RISET UNPAR: Mencegah Pencurian Data dengan Pembaruan Aplikasi
Pengelola situs bisa mengurangi risiko pencurian data dengan rajin memperbarui versi aplikasinya yang masih mendapat dukungan pembaruan keamanan pengembang.
Penulis Tim Penulis BandungBergerak.id19 Desember 2022
Riset BandungBergerak.id—Perusahaan keamanan siber Surfshark menempatkan Indonesia pada peringkat 3 dunia sebagai negara yang paling banyak terkena pengaruh dampak pelanggaran kebocoran data pada laporan Kuartal 3 tahun 2022 setelah Rusia yang menempati peringkat pertama, disusul Perancis. Pertama kalinya pada tahun 2022 Indonesia masuk dalam daftar 10 negara yang paling terpengaruh insiden pelanggaran data yang dilansir berkala oleh perusahaan keamanan siber tersebut.
Nama Indonesia pertama kali disebutkan dalam laporan berkala siber Surfshark untuk laporan pemantauan Kuartal 2 tahun 2022. Indonesia saat itu menempati peringkat 8 dunia untuk negara yang paling banyak terkena pengaruh dampak pelanggaran data. Pada laporan Kuartal 2 2022 tersebut terdapat 902.141 data informasi akun yang bocor di dunia maya. Pada Kuartal 3 tahun 2022 agregatnya melonjak 1470% menjadi 13,260,289 akun bocor.
Surfshark mencatat sejak 2004 terdapat 15,3 miliar data pribadi pengguna internet di seluruh dunia yang bocor di dunia maya. Dalam rentang waktu yang sama terdapat 134 juta data pribadi warga negara Indonesia yang bocor di dunia maya.
Pelanggaran data adalah insiden di mana data informasi akun pengguna yang disimpan pihak ketiga di dunia maya bocor dicuri lewat aksi peretasan. Surfshark menyoroti insiden kebocoran data yang terjadi pada Kuartal 3 tahun 2022 yang paling mengkhawatirkan karena paling tinggi jika dibandingkan laporan Kuartal tahun-tahun sebelumnya. Sepanjang Kuartal 3 tahun 2022 terdapat 840 akun yang di retas setiap 1 menit, artinya ada 1 dari 100 orang pengguna internet di dunia menjadi korban pembocoran data.
Situs berita Tempo.co mencatat sepanjang tahun ini sejak Januari-September 2022 terjadi 7 kasus kebocoran data pribadi warga negara Indonesia di dunia maya. Yakni kebocoran data Bank Indonesia, data pasien rumah sakit, data pelamar kerja di PT Pertamina Training and Consulting (PTC), data 21 ribu perusahaan Indonesia, data 17 juta pelanggan PLN, data 26 juta riwayat pengguna IndiHome, serta 252 GB data pelanggan Jasa Marga Toll-Road Operator (JMTO). Kasus tersebut belum termasuk kebocoran data yang dilakukan oleh peretas yang menyebut dirinya Bjorka melalui situs breached.to yang mengklaim memiliki 1,3 miliar data proses registrasi SIM Card dan 105 juta data penduduk Indonesia yang ada di Komisi Pemilihan Umum (KPU).

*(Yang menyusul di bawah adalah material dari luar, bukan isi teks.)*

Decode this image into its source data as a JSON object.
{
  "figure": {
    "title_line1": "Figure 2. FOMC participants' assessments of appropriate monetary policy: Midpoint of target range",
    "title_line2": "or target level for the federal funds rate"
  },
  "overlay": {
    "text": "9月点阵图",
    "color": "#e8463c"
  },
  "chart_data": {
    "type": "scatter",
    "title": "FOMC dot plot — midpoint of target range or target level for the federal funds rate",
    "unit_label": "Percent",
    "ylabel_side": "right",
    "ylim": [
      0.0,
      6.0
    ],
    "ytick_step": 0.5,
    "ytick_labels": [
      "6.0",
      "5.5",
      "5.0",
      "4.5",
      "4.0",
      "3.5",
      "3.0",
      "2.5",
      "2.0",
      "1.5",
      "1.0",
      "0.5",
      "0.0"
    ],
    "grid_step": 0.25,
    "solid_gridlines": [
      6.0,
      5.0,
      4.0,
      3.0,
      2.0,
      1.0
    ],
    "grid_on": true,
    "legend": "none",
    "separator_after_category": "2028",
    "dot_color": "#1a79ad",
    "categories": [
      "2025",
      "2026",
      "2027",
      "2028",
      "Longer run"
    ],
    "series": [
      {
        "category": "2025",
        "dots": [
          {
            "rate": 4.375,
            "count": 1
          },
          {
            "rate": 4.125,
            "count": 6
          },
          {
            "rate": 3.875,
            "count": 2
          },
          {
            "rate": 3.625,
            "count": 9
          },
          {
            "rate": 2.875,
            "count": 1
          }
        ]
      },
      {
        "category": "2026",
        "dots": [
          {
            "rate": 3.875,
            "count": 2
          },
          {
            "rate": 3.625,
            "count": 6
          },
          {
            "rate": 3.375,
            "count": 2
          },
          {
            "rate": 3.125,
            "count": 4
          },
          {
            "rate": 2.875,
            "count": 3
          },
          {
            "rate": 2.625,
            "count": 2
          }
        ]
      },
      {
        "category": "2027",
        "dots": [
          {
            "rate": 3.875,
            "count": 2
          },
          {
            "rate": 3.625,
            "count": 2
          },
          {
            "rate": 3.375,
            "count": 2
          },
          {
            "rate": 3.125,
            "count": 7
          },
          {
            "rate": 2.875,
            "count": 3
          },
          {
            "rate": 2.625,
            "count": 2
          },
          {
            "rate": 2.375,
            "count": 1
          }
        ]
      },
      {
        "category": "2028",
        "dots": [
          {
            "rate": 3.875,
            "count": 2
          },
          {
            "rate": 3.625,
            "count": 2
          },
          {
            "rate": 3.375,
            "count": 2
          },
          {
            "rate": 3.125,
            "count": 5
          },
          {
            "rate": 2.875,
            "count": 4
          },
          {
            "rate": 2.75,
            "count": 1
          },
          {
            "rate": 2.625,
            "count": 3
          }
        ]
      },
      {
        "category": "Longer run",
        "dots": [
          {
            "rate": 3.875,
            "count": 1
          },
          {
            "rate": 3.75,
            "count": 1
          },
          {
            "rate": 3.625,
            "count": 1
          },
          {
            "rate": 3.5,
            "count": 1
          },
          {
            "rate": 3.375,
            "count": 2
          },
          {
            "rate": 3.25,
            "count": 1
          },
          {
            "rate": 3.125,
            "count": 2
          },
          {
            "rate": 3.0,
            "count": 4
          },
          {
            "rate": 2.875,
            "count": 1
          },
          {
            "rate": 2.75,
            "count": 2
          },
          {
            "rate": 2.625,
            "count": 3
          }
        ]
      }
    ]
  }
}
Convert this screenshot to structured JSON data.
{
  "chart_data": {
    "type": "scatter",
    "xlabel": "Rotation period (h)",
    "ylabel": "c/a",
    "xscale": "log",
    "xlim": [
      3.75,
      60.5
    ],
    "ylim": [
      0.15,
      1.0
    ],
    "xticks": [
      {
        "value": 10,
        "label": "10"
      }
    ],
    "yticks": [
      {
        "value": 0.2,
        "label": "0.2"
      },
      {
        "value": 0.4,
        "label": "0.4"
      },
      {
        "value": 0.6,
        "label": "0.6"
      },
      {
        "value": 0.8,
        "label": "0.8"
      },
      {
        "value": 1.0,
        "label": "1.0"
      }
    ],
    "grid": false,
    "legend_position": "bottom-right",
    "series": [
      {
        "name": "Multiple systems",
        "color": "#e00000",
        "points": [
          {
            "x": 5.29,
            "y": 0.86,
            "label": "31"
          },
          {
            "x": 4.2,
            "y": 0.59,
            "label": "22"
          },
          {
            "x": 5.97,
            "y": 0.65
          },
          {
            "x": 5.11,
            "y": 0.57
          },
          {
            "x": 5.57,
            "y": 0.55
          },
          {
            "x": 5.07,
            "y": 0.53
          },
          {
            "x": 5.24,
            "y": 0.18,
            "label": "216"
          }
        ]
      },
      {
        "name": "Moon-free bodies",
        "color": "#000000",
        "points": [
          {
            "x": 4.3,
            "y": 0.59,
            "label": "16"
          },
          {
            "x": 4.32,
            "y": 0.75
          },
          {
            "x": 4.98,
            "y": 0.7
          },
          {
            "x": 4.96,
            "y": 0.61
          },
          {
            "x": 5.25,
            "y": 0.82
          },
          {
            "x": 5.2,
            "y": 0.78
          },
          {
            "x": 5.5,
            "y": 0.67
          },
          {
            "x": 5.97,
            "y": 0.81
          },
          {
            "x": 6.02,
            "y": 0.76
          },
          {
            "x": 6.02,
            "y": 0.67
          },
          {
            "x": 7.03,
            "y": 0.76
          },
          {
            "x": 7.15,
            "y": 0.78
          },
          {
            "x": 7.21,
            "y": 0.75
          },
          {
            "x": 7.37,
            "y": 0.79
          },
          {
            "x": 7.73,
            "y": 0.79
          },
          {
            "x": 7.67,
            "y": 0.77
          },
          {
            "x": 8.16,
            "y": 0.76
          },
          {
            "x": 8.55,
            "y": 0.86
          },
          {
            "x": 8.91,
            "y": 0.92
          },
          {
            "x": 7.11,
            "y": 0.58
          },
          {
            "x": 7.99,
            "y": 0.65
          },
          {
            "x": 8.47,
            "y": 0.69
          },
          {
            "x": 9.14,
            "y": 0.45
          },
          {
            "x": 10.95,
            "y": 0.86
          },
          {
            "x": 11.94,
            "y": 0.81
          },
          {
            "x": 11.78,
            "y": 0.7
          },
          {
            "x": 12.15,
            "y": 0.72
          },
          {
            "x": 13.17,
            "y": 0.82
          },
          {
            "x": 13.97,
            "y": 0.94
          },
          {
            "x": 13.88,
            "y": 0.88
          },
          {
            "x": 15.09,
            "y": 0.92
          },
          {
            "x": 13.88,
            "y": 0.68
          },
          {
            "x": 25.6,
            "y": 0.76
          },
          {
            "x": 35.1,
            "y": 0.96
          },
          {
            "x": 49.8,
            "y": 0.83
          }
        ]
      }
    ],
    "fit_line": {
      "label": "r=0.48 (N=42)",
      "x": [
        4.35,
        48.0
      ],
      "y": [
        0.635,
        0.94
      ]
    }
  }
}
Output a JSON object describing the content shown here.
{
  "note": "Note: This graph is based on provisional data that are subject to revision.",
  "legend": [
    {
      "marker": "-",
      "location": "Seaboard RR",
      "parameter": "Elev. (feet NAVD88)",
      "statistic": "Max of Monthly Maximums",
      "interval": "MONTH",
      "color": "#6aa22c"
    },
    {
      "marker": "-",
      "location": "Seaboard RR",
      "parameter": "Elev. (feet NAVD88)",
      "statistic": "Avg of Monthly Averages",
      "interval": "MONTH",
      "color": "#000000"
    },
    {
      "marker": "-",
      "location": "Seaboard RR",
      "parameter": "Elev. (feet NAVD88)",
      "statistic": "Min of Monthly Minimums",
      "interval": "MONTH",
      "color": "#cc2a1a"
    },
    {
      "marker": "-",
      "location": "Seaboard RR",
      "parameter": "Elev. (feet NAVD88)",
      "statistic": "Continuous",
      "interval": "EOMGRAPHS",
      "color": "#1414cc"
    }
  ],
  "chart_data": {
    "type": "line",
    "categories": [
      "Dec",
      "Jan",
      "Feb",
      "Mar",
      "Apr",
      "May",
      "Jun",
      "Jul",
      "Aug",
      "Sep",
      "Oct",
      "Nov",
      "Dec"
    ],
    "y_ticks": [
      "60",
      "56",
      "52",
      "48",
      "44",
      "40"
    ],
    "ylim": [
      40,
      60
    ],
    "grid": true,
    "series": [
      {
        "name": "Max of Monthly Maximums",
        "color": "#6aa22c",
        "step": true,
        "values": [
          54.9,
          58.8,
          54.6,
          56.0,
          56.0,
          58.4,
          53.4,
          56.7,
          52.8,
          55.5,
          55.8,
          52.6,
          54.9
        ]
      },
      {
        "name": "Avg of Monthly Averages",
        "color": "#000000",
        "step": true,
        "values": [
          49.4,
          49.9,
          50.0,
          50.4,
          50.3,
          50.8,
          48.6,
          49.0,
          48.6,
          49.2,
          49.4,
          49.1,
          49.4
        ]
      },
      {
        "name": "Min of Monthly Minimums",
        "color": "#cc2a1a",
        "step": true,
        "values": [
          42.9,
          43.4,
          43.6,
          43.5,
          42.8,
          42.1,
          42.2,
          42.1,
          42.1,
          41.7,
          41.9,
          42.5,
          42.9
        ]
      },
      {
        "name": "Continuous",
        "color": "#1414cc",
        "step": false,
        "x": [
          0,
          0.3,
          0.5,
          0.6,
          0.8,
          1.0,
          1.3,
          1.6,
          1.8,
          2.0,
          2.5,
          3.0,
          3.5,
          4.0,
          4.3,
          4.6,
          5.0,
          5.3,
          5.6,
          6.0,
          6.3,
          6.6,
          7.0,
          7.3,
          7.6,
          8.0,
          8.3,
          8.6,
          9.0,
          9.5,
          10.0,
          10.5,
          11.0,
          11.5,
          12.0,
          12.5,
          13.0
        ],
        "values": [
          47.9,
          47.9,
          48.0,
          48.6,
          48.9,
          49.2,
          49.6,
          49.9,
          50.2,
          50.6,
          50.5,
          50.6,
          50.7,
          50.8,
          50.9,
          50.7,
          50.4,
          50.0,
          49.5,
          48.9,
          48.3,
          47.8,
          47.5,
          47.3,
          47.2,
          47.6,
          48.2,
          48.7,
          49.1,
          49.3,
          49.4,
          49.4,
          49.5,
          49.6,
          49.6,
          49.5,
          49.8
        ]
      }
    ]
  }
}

Penelitian yang dilakukan oleh Pascal Alfadian Nugroho dari Universitas Katolik Parahyangan dan Hizkia Steven dari PT DNArtworks Komunikasi Visual sedikitnya memberikan gambaran penyebab sedemikian banyaknya kasus kebocoran data pengguna internet yang terjadi di Indonesia. Penelitian tersebut menemukan banyaknya pengelola situs di Indonesia yang enggan memperbarui aplikasi yang dipergunakan ke versi yang lebih baru yang lebih aman sehingga dikhawatirkan membahayakan keamanan data pengguna yang disimpan.
Baca Juga: RISET UNPAR: Membujuk Pengguna Angkutan Umum dengan Aplikasi ecoGlide
RISET UNPAR: Merumuskan Strategi Pemasaran Digital ala Konsultan Kreatif
RISET UNPAR: Rumus Tokcer Memasarkan Kreativitas Indonesia
RISET UNPAR: Agar Tidak Tabu Membicarakan Pengelolaan Keuangan
Kerentanan Sistem Keamanan Situs
Penelitian Pascal Alfadian Nugroho dan Hizkia Steven tersebut berjudul Measuring Unsupported Applications in Indonesia Popular Websites yang dipublikasikan pada Jurnal Ilmiah Teknik Elektro Komputer dan Informatika (JITEKI) volume 7 Nomor 1, April 2021. Penelitian tersebut mengukur 1.500 situs peringkat teratas di Indonesia yang rajin memperbarui aplikasi ke versi yang didukung pengembangnya untuk mengurangi kerentanan pada aksi peretasan dalam sistemnya.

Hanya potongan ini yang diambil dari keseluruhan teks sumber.